Senologie - Zeitschrift für Mammadiagnostik und -therapie 2015; 12 - A62
DOI: 10.1055/s-0035-1550502

MicroRNA-basierte Klassifikation von Brustkrebs- Subtypen

M Hirschfeld 1, P Bronsert 2, U Wellner 3, K Werner 4, K Thurig 2, M Jäger 5, M Werner 2, E Stickeler 5
  • 1Deutsches Konsortium Translationale Krebsforschung, Dkfz Heidelberg, Universitätsfrauenklinik Freiburg, Freiburg, Deutschland
  • 2Institut für Pathologie, Universitätsklinik Freiburg, Freiburg, Deutschland
  • 3Chirurgische Klinik, Universitätsklinik Schleswig-Holstein, Campus Lübeck, Lübeck, Deutschland
  • 4Deutsches Konsortium Translationale Krebsforschung, Dkfz Heidelberg, Institut für Pathologie, Universitätsklinik Freiburg, Freiburg, Deutschland
  • 5Universitätsfrauenklinik Freiburg, Freiburg, Deutschland

Einleitung/Zielsetzung: Anhand immunhistochemischer Parameter erfolgt die Brustkrebsklassifikation in der klinischen Routine in sechs molekulare Subtypen (Luminal A, Luminal B, Luminal Her2, Her2-enriched, Basal-like und Triple-negative), wobei diese auf nur vier Faktoren beruht (Rezeptoren für Estrogen, Progesteron und Her2/neu, sowie Ki67).

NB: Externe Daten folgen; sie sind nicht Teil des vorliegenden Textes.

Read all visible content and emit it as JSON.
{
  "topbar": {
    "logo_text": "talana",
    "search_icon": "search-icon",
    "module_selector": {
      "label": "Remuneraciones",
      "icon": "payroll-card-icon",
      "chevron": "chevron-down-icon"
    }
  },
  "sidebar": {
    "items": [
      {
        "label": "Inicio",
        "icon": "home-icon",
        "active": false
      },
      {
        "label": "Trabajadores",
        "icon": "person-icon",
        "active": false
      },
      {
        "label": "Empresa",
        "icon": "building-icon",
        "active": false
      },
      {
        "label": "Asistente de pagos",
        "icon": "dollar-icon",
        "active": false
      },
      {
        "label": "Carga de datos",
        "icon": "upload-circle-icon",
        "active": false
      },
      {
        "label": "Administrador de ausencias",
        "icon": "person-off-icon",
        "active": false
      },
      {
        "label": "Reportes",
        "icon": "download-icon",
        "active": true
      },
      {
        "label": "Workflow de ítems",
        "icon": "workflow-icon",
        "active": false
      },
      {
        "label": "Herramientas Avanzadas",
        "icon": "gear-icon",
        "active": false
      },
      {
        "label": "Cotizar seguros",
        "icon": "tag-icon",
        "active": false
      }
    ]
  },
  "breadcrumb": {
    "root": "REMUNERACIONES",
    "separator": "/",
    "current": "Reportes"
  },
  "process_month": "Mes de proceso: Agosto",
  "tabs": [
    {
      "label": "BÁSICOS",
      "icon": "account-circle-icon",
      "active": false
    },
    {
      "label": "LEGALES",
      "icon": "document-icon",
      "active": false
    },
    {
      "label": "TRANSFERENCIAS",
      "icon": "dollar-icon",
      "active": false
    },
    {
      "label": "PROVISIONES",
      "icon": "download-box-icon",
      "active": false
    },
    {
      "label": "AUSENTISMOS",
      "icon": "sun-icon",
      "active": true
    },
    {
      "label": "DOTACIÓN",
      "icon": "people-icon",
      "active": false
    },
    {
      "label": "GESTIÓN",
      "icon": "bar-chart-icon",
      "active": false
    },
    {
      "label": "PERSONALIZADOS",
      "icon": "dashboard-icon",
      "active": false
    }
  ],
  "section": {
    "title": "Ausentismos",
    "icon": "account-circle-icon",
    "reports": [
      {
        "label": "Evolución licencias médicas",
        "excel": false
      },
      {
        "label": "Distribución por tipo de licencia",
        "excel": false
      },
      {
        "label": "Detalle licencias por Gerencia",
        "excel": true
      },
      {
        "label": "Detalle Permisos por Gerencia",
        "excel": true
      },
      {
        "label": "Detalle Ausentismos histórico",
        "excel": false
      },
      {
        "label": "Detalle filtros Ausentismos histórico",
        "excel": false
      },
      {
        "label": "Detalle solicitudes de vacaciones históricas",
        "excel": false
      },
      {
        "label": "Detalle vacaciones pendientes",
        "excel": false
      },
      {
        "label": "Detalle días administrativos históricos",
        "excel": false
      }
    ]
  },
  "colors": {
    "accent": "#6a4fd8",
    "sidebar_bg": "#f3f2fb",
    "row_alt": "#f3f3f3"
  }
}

Diese Charakterisierung birgt jedoch Limitationen. MicroRNAs sind bekannte Regulatoren tumorbiologischer Prozesse. Ziel unserer Studie waren Untersuchungen zu Brustkrebssubtypen-spezifischen microRNA-Expressionmustern und deren Robustheit als prognostische und prädiktive Biomarker in der klinischen Anwendung.

Material & Methoden: Im Anschluss an clinico-pathologische Überprüfung wurden Gewebeproben aller Brustkrebssubtypen hinsichtlich Tumoranteil mikro-dissektiert und enthaltende microRNA via realtime PCR quantifiziert. Die Expressionsdaten von 16 vorab identifizierten, Subtypen-spezifischen microRNA-Typen und zwei Kontroll-microRNAs wurden in ein künstliches neuronales Netzwerk (ANN) als innovatives, multi-parametrisches Werkzeug, integriert und statistisch ausgewertet.

Ergebnisse: In 96% der Fälle (90 aus 94) konnte die auf der Expression von 16 microRNAs basierende Prädiktion den erwarteten intrinsischen Brustkrebssubtyp nach ANN-Anwendung korrekt vorhersagen. Die Spezifität der Subtypfestlegung rangierte dabei von 100% (Basal-like) bis 85% (Triple-negative), die Sensitivität von 100% (Basal-like) bis 99% (Triple-negative). Weitere Analysen zielten auf die Vorhersagbarkeit einer Lymphknotenbeteiligung ab, wobei Sensitivität und Spezifität in dieser Hinsicht in klinisch-negativen Patientinnen cNO mit 68% bzw. 72% kalkuliert werden konnte.

Zusammenfassung: Diese Studie ermöglicht erste Einblicke in die prognostische und prädiktive Relevanz molekularer microRNA-Expressionsmuster als aussichtsreiche Biomarkerkandidaten für die diagnostische Einordnung intrinsischer Brustkrebssubtypen und somit die Festlegung zusätzlicher clinico-pathologischer Parameter als Grundlage für gezieltere Behandlungsansätze.